La réalité est que les travailleurs agricoles, y compris les travailleurs migrants temporaires, cultivent, récoltent et transforment la nourriture qui est nécessaire pour répondre aux besoins de la population du Québec. C'est un travail éreintant, répétitif et difficile, parfois dans des conditions météorologiques difficiles. Ils rendent un service précieux et nécessaire à la société. S'ils sont assez bons pour être embauchés, alors ils sont aussi assez bons pour avoir droit à des salaires et des conditions de travail qui correspondent au travail qu'ils font. Pour ces raisons, ils doivent être en mesure de se syndiquer et de négocier leurs salaires et leurs conditions de travail, y compris une journée de travail de 8 heures, des heures supplémentaires payées et des conditions de vie décentes.

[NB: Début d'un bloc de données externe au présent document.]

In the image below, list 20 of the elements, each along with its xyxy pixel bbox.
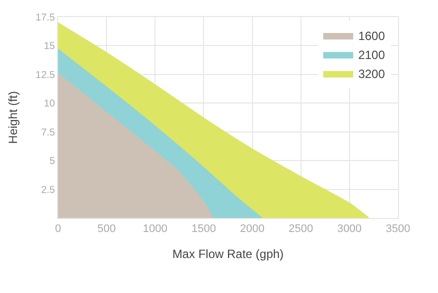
y-tick-label: 2.5 bbox=[41, 184, 56, 196]
y-axis-title: Height (ft) bbox=[6, 91, 20, 144]
y-tick-label: 7.5 bbox=[41, 127, 56, 138]
x-tick-label: 3000 bbox=[337, 223, 362, 236]
y-tick-label: 5 bbox=[49, 156, 56, 168]
x-tick-label: 1000 bbox=[142, 223, 168, 236]
legend-label: 3200 bbox=[358, 67, 386, 82]
x-tick-label: 2000 bbox=[240, 223, 265, 236]
y-tick-label: 15 bbox=[44, 41, 56, 52]
y-tick-label: 10 bbox=[44, 98, 56, 110]
legend-label: 2100 bbox=[358, 48, 386, 62]
x-tick-label: 3500 bbox=[386, 223, 410, 236]
x-tick-label: 1500 bbox=[191, 223, 216, 236]
legend-label: 1600 bbox=[358, 29, 386, 44]
x-tick-label: 2500 bbox=[288, 223, 314, 236]
x-tick-label: 0 bbox=[54, 223, 62, 236]
y-tick-label: 17.5 bbox=[36, 12, 56, 24]
x-axis-title: Max Flow Rate (gph) bbox=[172, 247, 284, 262]
x-tick-label: 500 bbox=[97, 223, 116, 236]
y-tick-label: 12.5 bbox=[36, 70, 56, 81]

Dans une société moderne, les travailleurs agricoles, dont font partie les travailleurs migrants temporaires, doivent avoir les mêmes droits que les autres travailleurs. En outre, à cause du programme de travailleurs étrangers temporaires (PTET) fédéral mis sur pied en 2002 par un gouvernement fédéral libéral et élargi par le gouvernement conservateur de Stephen Harper, les travailleurs migrants oeuvrant dans le secteur agricole se voient nier leur capacité d'exercer leurs droits. Pour ces raisons le PTET doit être aboli et le programme d'assurance-emploi doit être modernisé pour tenir compte des besoins des travailleurs saisonniers. La pleine complicité des gouvernements Couillard et Harper dans le maintien de conditions de servitude pour les travailleurs agricoles doit être résolument dénoncée.

Notre sécurité est dans notre lutte pour les droits de tous!